Grackles are back in full force this fall, as tends to happen in Texas. And the people of Dallas-Fort Worth have noticed.

“It’s positively ‘Hitchcockian’ in the evening!” noted JoAnne Kamman about the Kroger where she shops in Flower Mound, at Cross Timbers and 2499.

“We have to run and dodge them and their poop — bad, bad, bad!” Alysha Singleton exclaimed about the grackles she encounters at the L.A. Fitness at Little Road in Arlington.

“When they roost, it’s freaky,” Jo Hoffart noted about the grackles she sees at the Red Oak Walmart.

Longtime residents might balk at the hubbub, but remember, approximately 1,000 new people move to Texas every single day.

There are several species of grackle — the iridescent black and purple Great-tailed Grackle might be the most recognizable — and all of them are native to this region. Their numbers grow during the fall migration.

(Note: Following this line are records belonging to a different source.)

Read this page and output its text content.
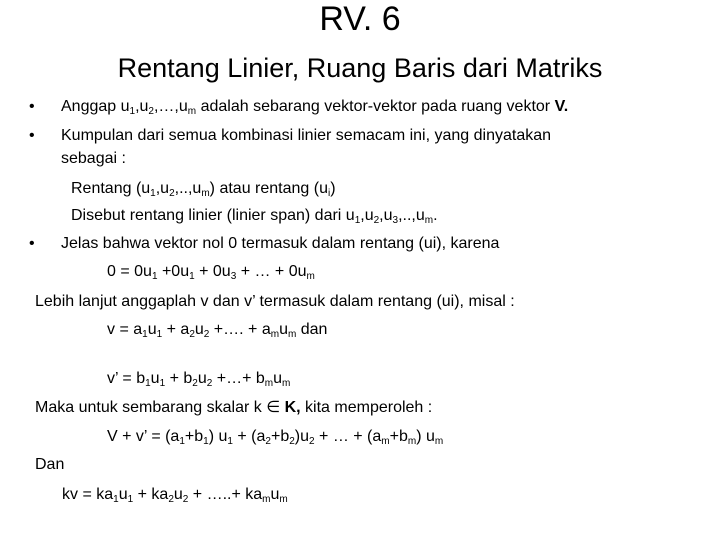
RV. 6
Rentang Linier, Ruang Baris dari Matriks
• Anggap $u_1,u_2,\dots,u_m$ adalah sebarang vektor-vektor pada ruang vektor V.
• Kumpulan dari semua kombinasi linier semacam ini, yang dinyatakan
sebagai :
Rentang $(u_1,u_2,..,u_m)$ atau rentang $(u_i)$
Disebut rentang linier (linier span) dari $u_1,u_2,u_3,..,u_m$.
• Jelas bahwa vektor nol 0 termasuk dalam rentang (ui), karena
$0 = 0u_1 +0u_1 + 0u_3$ + … + $0u_m$
Lebih lanjut anggaplah v dan v’ termasuk dalam rentang (ui), misal :
$v = a_1u_1 + a_2u_2$ +…. + $a_mu_m$ dan
v’ = $b_1u_1 + b_2u_2$ +…+ $b_mu_m$
Maka untuk sembarang skalar k ∈ K, kita memperoleh :
V + v’ = $(a_1+b_1) u_1 + (a_2+b_2)u_2$ + … + $(a_m+b_m)$ $u_m$
Dan
kv = $ka_1u_1 + ka_2u_2$ + …..+ $ka_mu_m$
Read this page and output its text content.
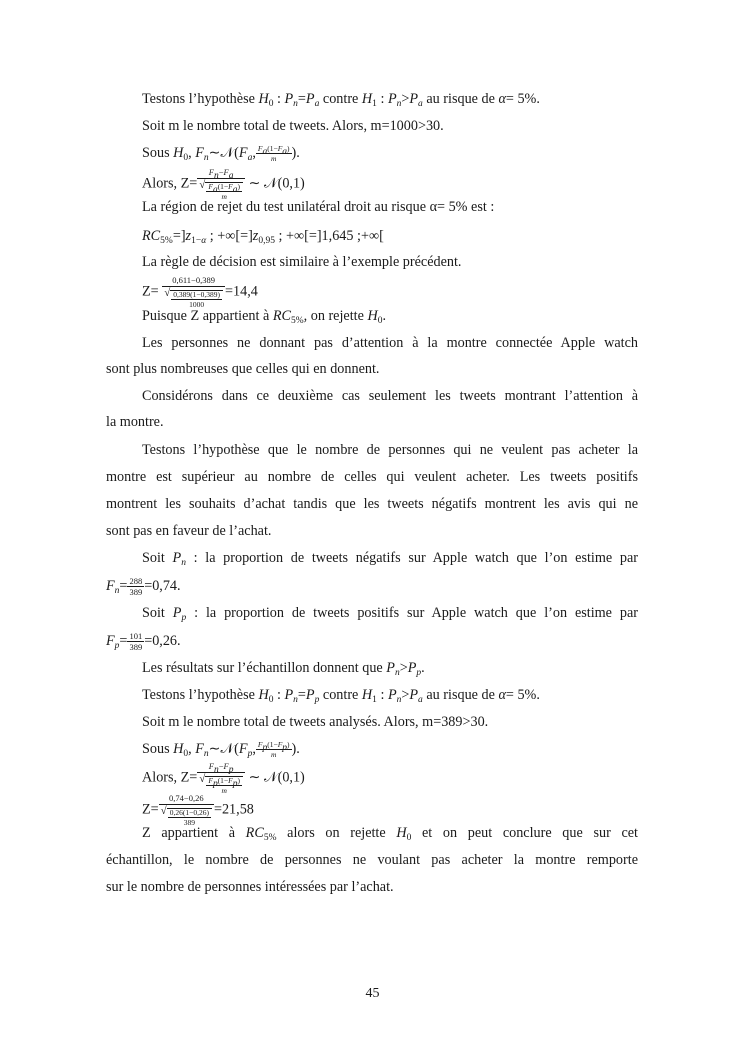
Testons l’hypothèse $H_0$ : $P_n=P_a$ contre $H_1$ : $P_n>P_a$ au risque de α= 5%.
Soit m le nombre total de tweets. Alors, m=1000>30.
Sous $H_0$, $F_n\sim 𝒩(F_a$, $\frac{F_a(1-F_a)}{m}$ ).
Alors, $Z= F_n-F_a$
√ $\frac{F_a(1-F_a)}{m}$ ∼ 𝒩(0,1)
La région de rejet du test unilatéral droit au risque α= 5% est :
$RC_{5\%}=]z_{1-\alpha}$ ; $+\infty[=]z_{0,95}$ ; +∞[=]1,645 ;+∞[
La règle de décision est similaire à l’exemple précédent.
Z= 0,611−0,389
√ $\frac{0,389(1-0,389)}{1000} =14,4$
Puisque Z appartient à $RC_{5\%}$, on rejette $H_0$.
Les personnes ne donnant pas d’attention à la montre connectée Apple watch
sont plus nombreuses que celles qui en donnent.
Considérons dans ce deuxième cas seulement les tweets montrant l’attention à
la montre.
Testons l’hypothèse que le nombre de personnes qui ne veulent pas acheter la
montre est supérieur au nombre de celles qui veulent acheter. Les tweets positifs
montrent les souhaits d’achat tandis que les tweets négatifs montrent les avis qui ne
sont pas en faveur de l’achat.
Soit $P_n$ : la proportion de tweets négatifs sur Apple watch que l’on estime par
$F_n= \frac{288}{389} =0,74$.
Soit $P_p$ : la proportion de tweets positifs sur Apple watch que l’on estime par
$F_p= \frac{101}{389} =0,26$.
Les résultats sur l’échantillon donnent que $P_n>P_p$.
Testons l’hypothèse $H_0$ : $P_n=P_p$ contre $H_1$ : $P_n>P_a$ au risque de α= 5%.
Soit m le nombre total de tweets analysés. Alors, m=389>30.
Sous $H_0$, $F_n\sim 𝒩(F_p$, $\frac{F_p(1-F_p)}{m}$ ).
Alors, $Z= F_n-F_p$
√ $\frac{F_p(1-F_p)}{m}$ ∼ 𝒩(0,1)
Z= 0,74−0,26
√ $\frac{0,26(1-0,26)}{389} =21,58$
Z appartient à $RC_{5\%}$ alors on rejette $H_0$ et on peut conclure que sur cet
échantillon, le nombre de personnes ne voulant pas acheter la montre remporte
sur le nombre de personnes intéressées par l’achat.
45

And the grackles are most noticeable around dusk and dawn.

The Cornell Lab of Ornithology so eloquently describes the grackle’s p.m. routine as follows: “In the evening, raucous flocks pack neighborhood trees, filling the sky with their amazing (some might say ear-splitting) voices.”

One place where the grackles, whose numbers are counted in the millions across Texas and the American Southwest, are not likely to be spotted is in downtown Fort Worth.

The area around Sundance Square is patrolled around dawn and dusk by contractors, hired by Downtown Fort Worth, Inc., whose sole responsibility is to clear the area of grackles.

The staff of Texas Bird Services employs several tactics to keep the grackles away: laser pointers, noisemakers, even professional falconers, whose large birds of prey are brought in thanks to a special permit granted by the U.S. Fish and Wildlife Service.

"Operation: Grackle," as this effort has been called, has been recognized as a model program to rid an urban area of the pesky blackbirds. In 2013, the International Downtown Association awarded Downtown Fort Worth, Inc. (DFWI) a Pinnacle Award for ‘Operation: Grackle,’ according to a news release.